With the All-Ireland Senior Football Championship set to take place in Dublin’s Croke Park on Sunday, September 17 – when the county teams of Dublin and Mayo will compete for the coveted Sam Maguire Cup at the iconic 73,500 capacity stadium, known affectionately by locals as Croker – there is, perhaps, no better time to delve into the wonderful world of Gaelic Games.
While Europe as a whole is undoubtedly enthralled with soccer, an enduringly working-class sport recognised globally as “the beautiful game”, the strictly amateur Irish games of Gaelic football, hurling and camogie are among the most popular sports on the Emerald Isle with regards to participation and attendance.
They are prehistoric sports indigenous to Ireland, created hundreds of years ago by the Celts and first referenced by scholars reporting on organised competitions 800 years before the first Olympic Games took place in Athens.
Today, these sports are governed by the Gaelic Athletic Association, which was formed as a benevolent society, of sorts, in 1884, with the aim of promoting and protecting the Irish language, culture and sport, deemed to be under threat at the time from increased emigration and the perceived Anglicisation of Irish society.
The GAA has since become incredibly influential in Irish life, with over 2,200 clubs operating across all 32 counties of Ireland, North and South. It holds a special place in the hearts of many Irish people but has historically been viewed with suspicion by some Unionist organisations.
Over the years there have been innumerable high points for the GAA – unforgettable finals between Samson and Goliath teams at Croker, points records broken, heroes made, championships won – but there have been low points also.
On November 21, 1920, for example, during the Irish War of Independence, 14 innocent people were killed and 65 injured when British troops opened fire on the Croke Park crowd during a Gaelic football match. What became known as Bloody Sunday marked a nadir in British-Irish relations, and brought the GAA into direct conflict with the British establishment.
In 1922, however, as a result of the Anglo-Irish Treaty, Ireland became a free state and was subsequently officially declared a republic in 1949. Before and since, the GAA has played a huge part in the formation of a proud, inclusive Irish national identity. Gaelic football is the most popular sport within its remit.
Gaelic football will be recognisable to fans of Australian-rules football and incorporates elements of soccer but is much more of a contact sport, with players permitted to shoulder tackle opponents during play.
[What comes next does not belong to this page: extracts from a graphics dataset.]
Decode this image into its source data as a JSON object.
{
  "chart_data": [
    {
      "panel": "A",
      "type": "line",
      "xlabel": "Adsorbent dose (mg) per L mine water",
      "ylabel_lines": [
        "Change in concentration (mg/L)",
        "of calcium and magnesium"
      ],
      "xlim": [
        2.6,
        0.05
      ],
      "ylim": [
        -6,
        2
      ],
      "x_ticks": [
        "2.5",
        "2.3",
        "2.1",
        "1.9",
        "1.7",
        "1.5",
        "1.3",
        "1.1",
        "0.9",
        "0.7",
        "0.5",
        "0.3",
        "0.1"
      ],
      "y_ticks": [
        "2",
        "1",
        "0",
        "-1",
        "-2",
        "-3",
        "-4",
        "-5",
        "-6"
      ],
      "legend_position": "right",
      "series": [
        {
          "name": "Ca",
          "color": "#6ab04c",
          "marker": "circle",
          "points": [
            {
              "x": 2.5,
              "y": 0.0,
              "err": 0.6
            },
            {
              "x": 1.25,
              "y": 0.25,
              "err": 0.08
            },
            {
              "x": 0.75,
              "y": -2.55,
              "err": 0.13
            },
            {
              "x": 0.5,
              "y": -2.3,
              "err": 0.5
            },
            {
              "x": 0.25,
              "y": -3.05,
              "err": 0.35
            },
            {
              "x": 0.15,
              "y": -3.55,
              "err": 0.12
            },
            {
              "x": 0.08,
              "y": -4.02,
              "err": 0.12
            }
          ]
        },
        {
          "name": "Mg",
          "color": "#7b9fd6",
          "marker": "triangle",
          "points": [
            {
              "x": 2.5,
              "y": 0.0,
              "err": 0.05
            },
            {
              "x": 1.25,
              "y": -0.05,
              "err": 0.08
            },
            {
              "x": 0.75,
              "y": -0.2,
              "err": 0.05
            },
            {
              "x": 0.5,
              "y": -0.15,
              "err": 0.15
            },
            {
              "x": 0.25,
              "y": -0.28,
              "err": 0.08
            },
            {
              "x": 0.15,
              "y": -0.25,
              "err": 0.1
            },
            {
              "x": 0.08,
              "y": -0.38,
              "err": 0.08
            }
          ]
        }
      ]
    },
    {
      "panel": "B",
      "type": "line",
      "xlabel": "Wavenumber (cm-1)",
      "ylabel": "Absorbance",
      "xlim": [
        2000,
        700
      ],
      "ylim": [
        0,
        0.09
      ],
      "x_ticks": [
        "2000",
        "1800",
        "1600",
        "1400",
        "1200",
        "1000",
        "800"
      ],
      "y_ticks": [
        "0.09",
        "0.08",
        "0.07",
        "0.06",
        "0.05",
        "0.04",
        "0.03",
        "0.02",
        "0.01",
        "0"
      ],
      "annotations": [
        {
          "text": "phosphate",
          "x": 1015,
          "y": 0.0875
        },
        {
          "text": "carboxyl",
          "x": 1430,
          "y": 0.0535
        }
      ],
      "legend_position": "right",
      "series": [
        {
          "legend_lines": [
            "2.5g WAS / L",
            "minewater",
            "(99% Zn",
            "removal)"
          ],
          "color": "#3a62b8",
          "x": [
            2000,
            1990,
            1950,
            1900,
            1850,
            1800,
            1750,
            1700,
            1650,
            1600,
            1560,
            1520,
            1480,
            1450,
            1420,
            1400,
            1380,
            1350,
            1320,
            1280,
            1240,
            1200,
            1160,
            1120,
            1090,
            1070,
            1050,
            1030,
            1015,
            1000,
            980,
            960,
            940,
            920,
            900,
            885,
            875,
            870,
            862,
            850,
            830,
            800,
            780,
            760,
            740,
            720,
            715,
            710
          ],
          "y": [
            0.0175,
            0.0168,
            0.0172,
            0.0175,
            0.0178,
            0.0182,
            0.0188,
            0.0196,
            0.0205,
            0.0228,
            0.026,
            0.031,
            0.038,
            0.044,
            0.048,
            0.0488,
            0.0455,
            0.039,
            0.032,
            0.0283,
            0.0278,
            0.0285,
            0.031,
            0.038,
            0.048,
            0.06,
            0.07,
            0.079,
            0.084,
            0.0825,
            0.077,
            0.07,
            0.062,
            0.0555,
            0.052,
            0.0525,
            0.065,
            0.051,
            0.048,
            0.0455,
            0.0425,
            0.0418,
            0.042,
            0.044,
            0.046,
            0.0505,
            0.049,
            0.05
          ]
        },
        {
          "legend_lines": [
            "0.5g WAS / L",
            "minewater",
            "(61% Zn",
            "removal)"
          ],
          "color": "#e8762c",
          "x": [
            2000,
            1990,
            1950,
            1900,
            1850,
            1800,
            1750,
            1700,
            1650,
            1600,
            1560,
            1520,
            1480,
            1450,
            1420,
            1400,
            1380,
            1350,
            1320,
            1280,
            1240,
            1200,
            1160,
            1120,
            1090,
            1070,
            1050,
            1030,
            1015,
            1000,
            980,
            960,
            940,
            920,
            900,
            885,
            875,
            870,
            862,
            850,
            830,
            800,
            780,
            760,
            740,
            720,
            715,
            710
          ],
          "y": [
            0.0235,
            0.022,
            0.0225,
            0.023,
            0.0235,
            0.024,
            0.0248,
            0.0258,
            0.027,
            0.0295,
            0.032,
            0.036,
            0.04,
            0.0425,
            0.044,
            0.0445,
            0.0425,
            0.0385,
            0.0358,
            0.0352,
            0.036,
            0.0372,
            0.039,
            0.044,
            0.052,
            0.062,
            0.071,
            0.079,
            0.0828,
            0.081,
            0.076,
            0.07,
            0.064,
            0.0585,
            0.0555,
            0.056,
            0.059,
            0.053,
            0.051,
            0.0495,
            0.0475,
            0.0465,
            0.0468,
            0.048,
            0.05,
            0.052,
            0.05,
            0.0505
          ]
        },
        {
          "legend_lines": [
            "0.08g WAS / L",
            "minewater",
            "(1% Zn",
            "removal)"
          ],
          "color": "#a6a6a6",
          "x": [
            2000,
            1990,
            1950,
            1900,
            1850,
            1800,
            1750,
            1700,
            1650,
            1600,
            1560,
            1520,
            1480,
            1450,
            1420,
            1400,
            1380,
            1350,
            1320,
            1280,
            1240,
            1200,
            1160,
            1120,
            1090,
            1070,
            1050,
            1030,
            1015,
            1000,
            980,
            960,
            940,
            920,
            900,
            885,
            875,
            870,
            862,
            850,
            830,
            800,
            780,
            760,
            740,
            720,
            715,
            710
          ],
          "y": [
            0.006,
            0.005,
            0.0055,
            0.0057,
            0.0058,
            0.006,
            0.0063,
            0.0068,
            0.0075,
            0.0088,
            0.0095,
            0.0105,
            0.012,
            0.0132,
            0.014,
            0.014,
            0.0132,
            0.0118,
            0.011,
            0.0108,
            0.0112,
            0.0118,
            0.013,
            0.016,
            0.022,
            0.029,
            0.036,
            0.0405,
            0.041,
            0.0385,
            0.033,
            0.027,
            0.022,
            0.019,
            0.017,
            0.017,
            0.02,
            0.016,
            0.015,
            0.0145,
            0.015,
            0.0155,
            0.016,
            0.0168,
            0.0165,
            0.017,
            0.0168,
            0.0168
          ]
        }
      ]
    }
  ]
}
It involves two teams of 15 players competing over two halves of 30 minutes, with each team aiming to score the most points and goals, goals being worth three points each. The sport is played at local, county and national level, and with the All-Ireland Senior Football Championship taking place on the third or fourth Sunday in September.
Hurling, meanwhile, is an instrument-based sport, played with flat wooden sticks known as hurleys or hurls and a small ball known as a sliotar, similar in size to a cricket ball. Players must also wear protective helmets at all times – it is not a sport for the faint of heart. The points and goals system also applies, with the All-Ireland Senior Hurling Championship also taking place at Croke Park, but on the first Sunday in September.
Finally, camogie is the female equivalent of hurling, with the same rules and objectives. While the GAA does purport to represent camogie, it does so to a much lesser extent than Gaelic football and hurling. Rather, camogie is in effect governed by sister organisations, including the Camogie Association. The All-Ireland Senior Camogie Championship Final takes place in Croke Park on the second Sunday in September.